XMM0:  . .n.w.o.r.b. .k.c.i.u.q. .e.h.T
XMM0:  206e776f7262206b6369757120656854 +
XMM2:  0d0d0d0d0d0d0d0d0d0d0d0d0d0d0d0d = 
XMM2:  2d7b847c7f6f2d787076827e2d727561 &!
XMM3:  FF0000000000FF0000000000FF0000FF =
XMM3:  007b847c7f6f00787076827e00727500

Then we test whether zero is greater than the source operand:

XMM6:  00000000000000000000000000000000 >
XMM5:  007b847c7f6f00787076827e00727500 =
XMM6:  0000FF00000000000000FF0000000000

In this case the ‘w’ and ‘u’ characters which were not detected by the >(byte)'z' test have been selected. We can now combine those results with por to create a mask and perform some further (simple) arithmetic to subtract the upper-bound and add the lower-bound:

        pand    %xmm13, %xmm4                # create subtraction vector
        psubb   %xmm4, %xmm3                 # subtract 'Z' from out-of-bounds caps

        pand    %xmm14, %xmm4                # create addition vector
        paddb   %xmm4, %xmm3                 # add 'A' to out-of-bounds caps

        pand    %xmm1, %xmm0                 # Clear values we're going to 'set'
        paddb   %xmm3, %xmm0                 # Upper case values are done

        retq

I’m going to skip over this quite quickly since it’s fairly easy. Having copied the byte-mask which identified characters which have now exceeded the upper-bound (or are less than zero) I subtract a masked vector of upper-bound values from the character values, before adding a masked set of lower-bound values. Once any out-of-bounds values have been fixed, I clear the byte in the input text and add the rotated back into its original position.
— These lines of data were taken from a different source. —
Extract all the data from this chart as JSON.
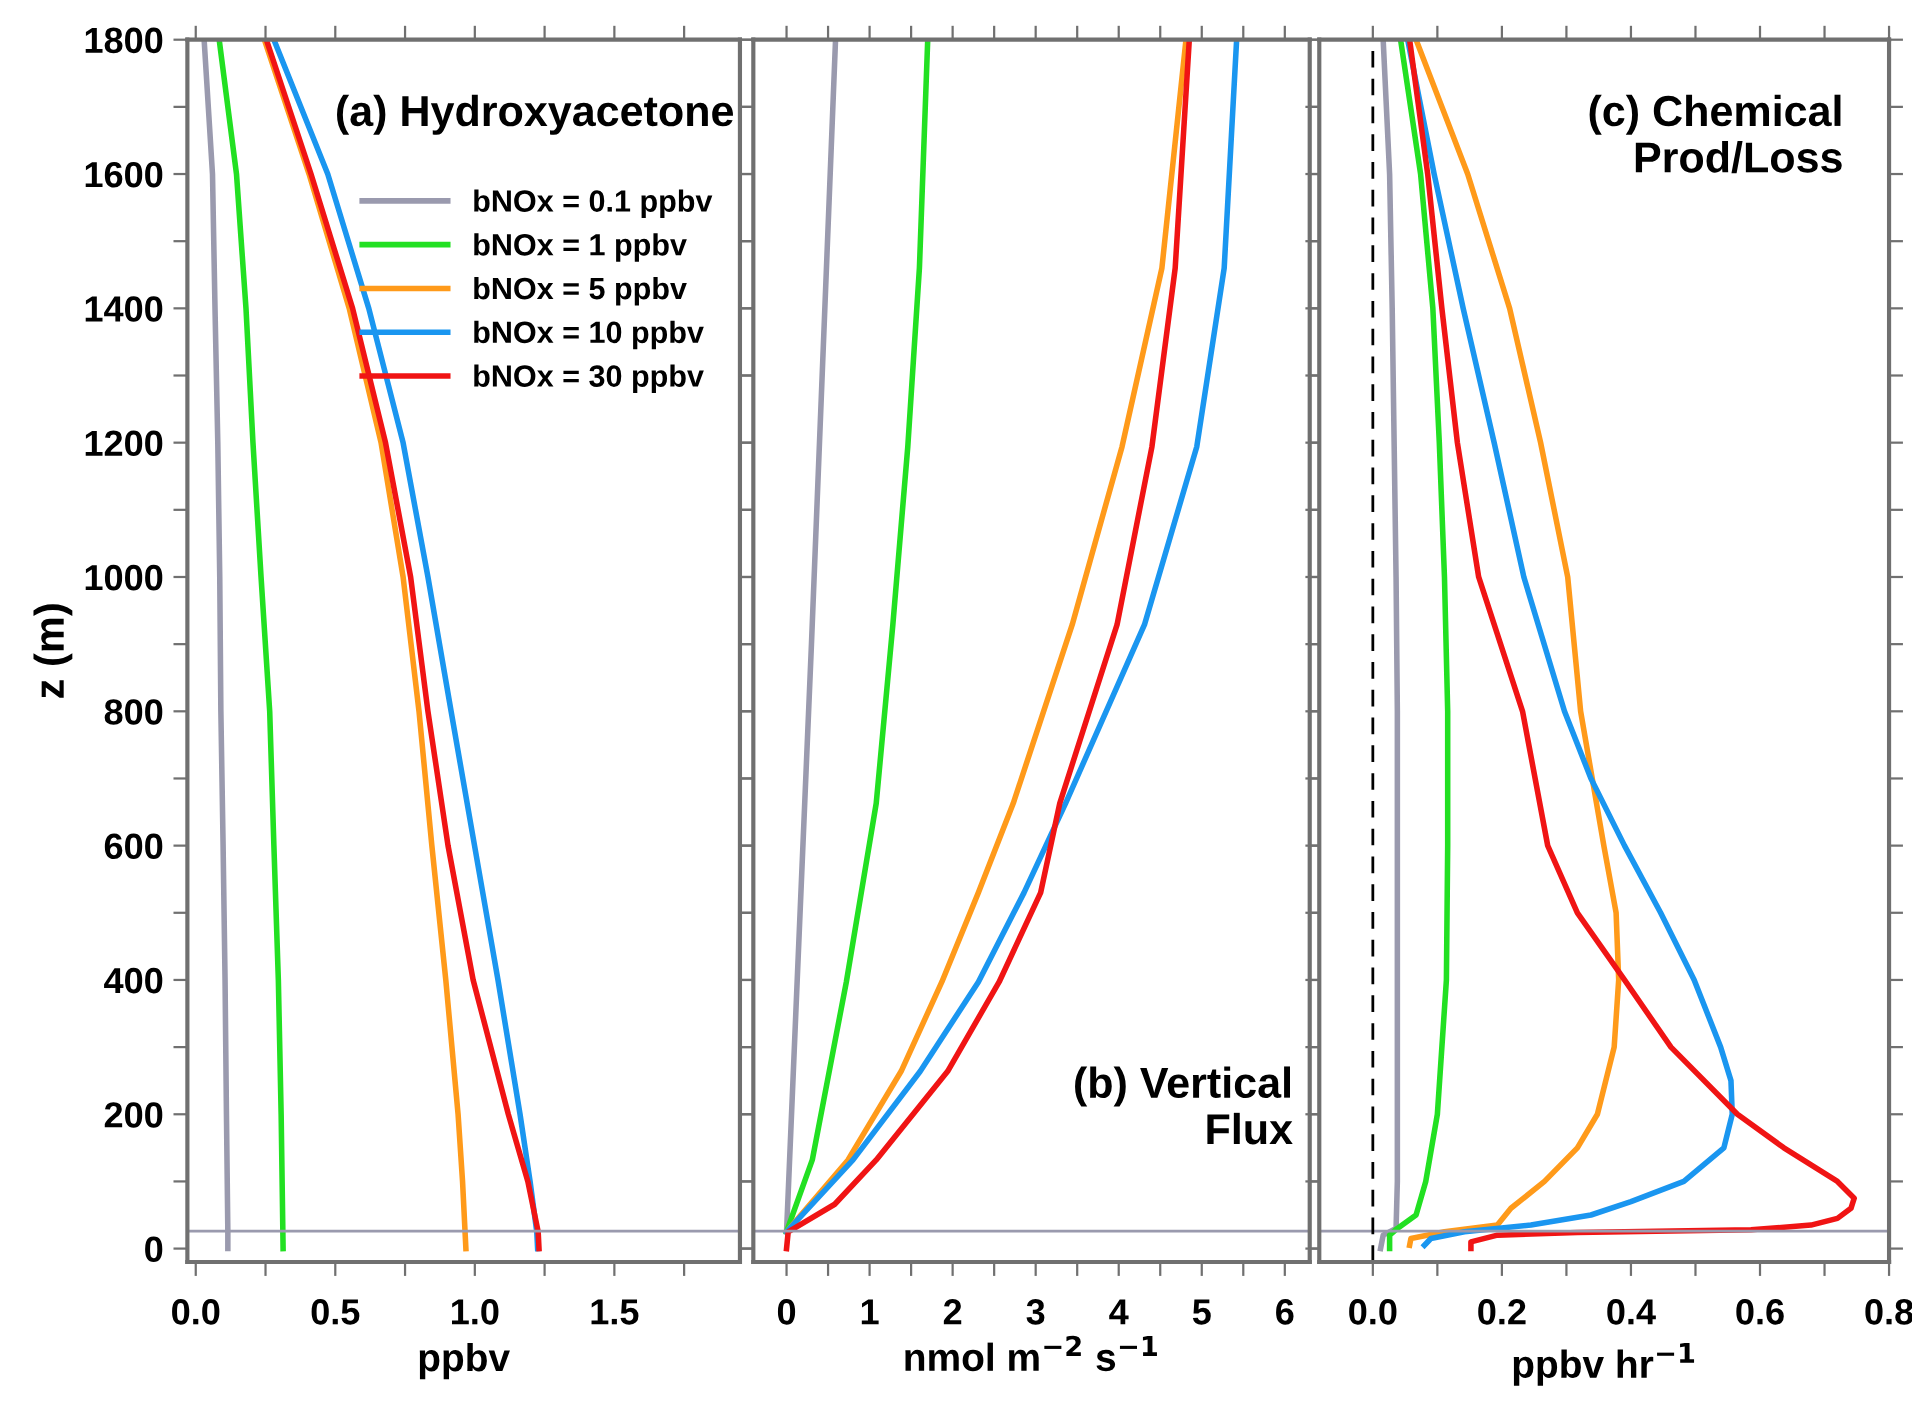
{
  "chart_data": [
    {
      "type": "line",
      "ylabel": "z (m)",
      "xlabel": "ppbv",
      "annotations": [
        "(a) Hydroxyacetone"
      ],
      "legend": "top right",
      "grid": false,
      "xlim": [
        -0.03,
        1.95
      ],
      "ylim": [
        -20,
        1800
      ],
      "xticks": [
        {
          "value": 0,
          "label": "0.0"
        },
        {
          "value": 0.25,
          "label": null
        },
        {
          "value": 0.5,
          "label": "0.5"
        },
        {
          "value": 0.75,
          "label": null
        },
        {
          "value": 1,
          "label": "1.0"
        },
        {
          "value": 1.25,
          "label": null
        },
        {
          "value": 1.5,
          "label": "1.5"
        },
        {
          "value": 1.75,
          "label": null
        }
      ],
      "yticks": [
        0,
        {
          "value": 100,
          "label": null
        },
        200,
        {
          "value": 300,
          "label": null
        },
        400,
        {
          "value": 500,
          "label": null
        },
        600,
        {
          "value": 700,
          "label": null
        },
        800,
        {
          "value": 900,
          "label": null
        },
        1000,
        {
          "value": 1100,
          "label": null
        },
        1200,
        {
          "value": 1300,
          "label": null
        },
        1400,
        {
          "value": 1500,
          "label": null
        },
        1600,
        {
          "value": 1700,
          "label": null
        },
        1800
      ],
      "ref_lines": [
        {
          "axis": "y",
          "value": 26,
          "label": null,
          "color": "#9a9aae"
        }
      ],
      "series": [
        {
          "name": "bNOx = 0.1 ppbv",
          "color": "#9a9aae",
          "x": [
            0.115,
            0.115,
            0.11,
            0.105,
            0.098,
            0.09,
            0.086,
            0.079,
            0.069,
            0.06,
            0.03
          ],
          "values": [
            0,
            25,
            200,
            400,
            600,
            800,
            1000,
            1200,
            1400,
            1600,
            1800
          ]
        },
        {
          "name": "bNOx = 1 ppbv",
          "color": "#22e022",
          "x": [
            0.313,
            0.306,
            0.296,
            0.28,
            0.265,
            0.234,
            0.205,
            0.18,
            0.146,
            0.084
          ],
          "values": [
            0,
            200,
            400,
            600,
            800,
            1000,
            1200,
            1400,
            1600,
            1800
          ]
        },
        {
          "name": "bNOx = 5 ppbv",
          "color": "#ff9a1a",
          "x": [
            0.968,
            0.956,
            0.94,
            0.896,
            0.846,
            0.8,
            0.743,
            0.664,
            0.55,
            0.406,
            0.246
          ],
          "values": [
            0,
            100,
            200,
            400,
            600,
            800,
            1000,
            1200,
            1400,
            1600,
            1800
          ]
        },
        {
          "name": "bNOx = 10 ppbv",
          "color": "#1a96f0",
          "x": [
            1.225,
            1.222,
            1.198,
            1.162,
            1.083,
            0.999,
            0.915,
            0.832,
            0.743,
            0.62,
            0.473,
            0.28
          ],
          "values": [
            0,
            25,
            100,
            200,
            400,
            600,
            800,
            1000,
            1200,
            1400,
            1600,
            1800
          ]
        },
        {
          "name": "bNOx = 30 ppbv",
          "color": "#f01414",
          "x": [
            1.23,
            1.227,
            1.19,
            1.12,
            0.994,
            0.904,
            0.832,
            0.77,
            0.68,
            0.562,
            0.413,
            0.253
          ],
          "values": [
            0,
            25,
            100,
            200,
            400,
            600,
            800,
            1000,
            1200,
            1400,
            1600,
            1800
          ]
        }
      ]
    },
    {
      "type": "line",
      "xlabel": "nmol m$^{−2}$ s$^{−1}$",
      "annotations": [
        "(b) Vertical\nFlux"
      ],
      "grid": false,
      "tick_labels": "x",
      "xlim": [
        -0.4,
        6.3
      ],
      "ylim": [
        -20,
        1800
      ],
      "xticks": [
        0,
        {
          "value": 0.5,
          "label": null
        },
        1,
        {
          "value": 1.5,
          "label": null
        },
        2,
        {
          "value": 2.5,
          "label": null
        },
        3,
        {
          "value": 3.5,
          "label": null
        },
        4,
        {
          "value": 4.5,
          "label": null
        },
        5,
        {
          "value": 5.5,
          "label": null
        },
        6
      ],
      "yticks": [
        0,
        {
          "value": 100,
          "label": null
        },
        200,
        {
          "value": 300,
          "label": null
        },
        400,
        {
          "value": 500,
          "label": null
        },
        600,
        {
          "value": 700,
          "label": null
        },
        800,
        {
          "value": 900,
          "label": null
        },
        1000,
        {
          "value": 1100,
          "label": null
        },
        1200,
        {
          "value": 1300,
          "label": null
        },
        1400,
        {
          "value": 1500,
          "label": null
        },
        1600,
        {
          "value": 1700,
          "label": null
        },
        1800
      ],
      "ref_lines": [
        {
          "axis": "y",
          "value": 26,
          "label": null,
          "color": "#9a9aae"
        }
      ],
      "series": [
        {
          "color": "#9a9aae",
          "x": [
            0,
            0.3,
            0.59
          ],
          "values": [
            25,
            900,
            1800
          ]
        },
        {
          "color": "#22e022",
          "x": [
            0,
            0.31,
            0.72,
            1.08,
            1.28,
            1.46,
            1.6,
            1.7
          ],
          "values": [
            25,
            132,
            397,
            663,
            929,
            1194,
            1460,
            1800
          ]
        },
        {
          "color": "#ff9a1a",
          "x": [
            0,
            0.74,
            1.38,
            1.87,
            2.31,
            2.73,
            3.44,
            4.04,
            4.52,
            4.81
          ],
          "values": [
            25,
            132,
            264,
            397,
            530,
            663,
            929,
            1194,
            1460,
            1800
          ]
        },
        {
          "color": "#1a96f0",
          "x": [
            0,
            0.8,
            1.61,
            2.31,
            2.86,
            3.36,
            4.31,
            4.94,
            5.27,
            5.42
          ],
          "values": [
            25,
            132,
            264,
            397,
            530,
            663,
            929,
            1194,
            1460,
            1800
          ]
        },
        {
          "color": "#f01414",
          "x": [
            0,
            0.02,
            0.58,
            1.08,
            1.94,
            2.56,
            3.06,
            3.29,
            3.98,
            4.4,
            4.68,
            4.85
          ],
          "values": [
            0,
            25,
            66,
            132,
            264,
            397,
            530,
            663,
            929,
            1194,
            1460,
            1800
          ]
        }
      ]
    },
    {
      "type": "line",
      "xlabel": "ppbv hr$^{−1}$",
      "annotations": [
        "(c) Chemical\nProd/Loss"
      ],
      "grid": false,
      "tick_labels": "x",
      "xlim": [
        -0.083,
        0.8
      ],
      "ylim": [
        -20,
        1800
      ],
      "xticks": [
        {
          "value": 0,
          "label": "0.0"
        },
        {
          "value": 0.1,
          "label": null
        },
        0.2,
        {
          "value": 0.3,
          "label": null
        },
        0.4,
        {
          "value": 0.5,
          "label": null
        },
        0.6,
        {
          "value": 0.7,
          "label": null
        },
        0.8
      ],
      "yticks": [
        0,
        {
          "value": 100,
          "label": null
        },
        200,
        {
          "value": 300,
          "label": null
        },
        400,
        {
          "value": 500,
          "label": null
        },
        600,
        {
          "value": 700,
          "label": null
        },
        800,
        {
          "value": 900,
          "label": null
        },
        1000,
        {
          "value": 1100,
          "label": null
        },
        1200,
        {
          "value": 1300,
          "label": null
        },
        1400,
        {
          "value": 1500,
          "label": null
        },
        1600,
        {
          "value": 1700,
          "label": null
        },
        1800
      ],
      "ref_lines": [
        {
          "axis": "y",
          "value": 26,
          "label": null,
          "color": "#9a9aae"
        },
        {
          "axis": "x",
          "value": 0,
          "label": null,
          "color": "#000000",
          "line_style": "dashed"
        }
      ],
      "series": [
        {
          "color": "#9a9aae",
          "x": [
            0.012,
            0.016,
            0.036,
            0.038,
            0.038,
            0.038,
            0.036,
            0.03,
            0.026,
            0.016
          ],
          "values": [
            0,
            20,
            30,
            100,
            400,
            800,
            1000,
            1400,
            1600,
            1800
          ]
        },
        {
          "color": "#22e022",
          "x": [
            0.026,
            0.026,
            0.038,
            0.067,
            0.082,
            0.1,
            0.114,
            0.116,
            0.116,
            0.111,
            0.103,
            0.093,
            0.074,
            0.043
          ],
          "values": [
            0,
            20,
            30,
            50,
            100,
            200,
            400,
            600,
            800,
            1000,
            1200,
            1400,
            1600,
            1800
          ]
        },
        {
          "color": "#ff9a1a",
          "x": [
            0.057,
            0.059,
            0.111,
            0.193,
            0.214,
            0.266,
            0.317,
            0.348,
            0.374,
            0.381,
            0.377,
            0.358,
            0.322,
            0.302,
            0.26,
            0.212,
            0.147,
            0.067
          ],
          "values": [
            5,
            15,
            25,
            35,
            60,
            100,
            150,
            200,
            300,
            400,
            500,
            600,
            800,
            1000,
            1200,
            1400,
            1600,
            1800
          ]
        },
        {
          "color": "#1a96f0",
          "x": [
            0.08,
            0.09,
            0.142,
            0.245,
            0.338,
            0.4,
            0.482,
            0.544,
            0.557,
            0.555,
            0.539,
            0.498,
            0.446,
            0.39,
            0.338,
            0.297,
            0.234,
            0.188,
            0.14,
            0.095,
            0.054
          ],
          "values": [
            5,
            15,
            25,
            35,
            50,
            70,
            100,
            150,
            200,
            250,
            300,
            400,
            500,
            600,
            700,
            800,
            1000,
            1200,
            1400,
            1600,
            1800
          ]
        },
        {
          "color": "#f01414",
          "x": [
            0.152,
            0.152,
            0.193,
            0.317,
            0.586,
            0.679,
            0.72,
            0.741,
            0.746,
            0.72,
            0.637,
            0.565,
            0.462,
            0.39,
            0.317,
            0.271,
            0.232,
            0.164,
            0.131,
            0.107,
            0.085,
            0.057
          ],
          "values": [
            0,
            10,
            20,
            24,
            28,
            35,
            45,
            60,
            75,
            100,
            150,
            200,
            300,
            400,
            500,
            600,
            800,
            1000,
            1200,
            1400,
            1600,
            1800
          ]
        }
      ]
    }
  ]
}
The function .LcoreLoop is called again for each 16 input bytes, but on the second pass it rotates lowercase characters.

The remaining code in the complete listing is nothing you probably haven’t seen before, so I’ll skip walking through it line by line. The loop tests whether there’s any remaining text to process, and if not the application proceeds to write the “ciphertext” (ha, there’s a joke) to stdout using sys_write, before exiting.

For something entirely more professional, do have a look at Agner Fog’s optimisation library in which he uses SIMD instructions to do fast string operations. The one which I remember reading most recently was his implementation of strlen. Very clever stuff!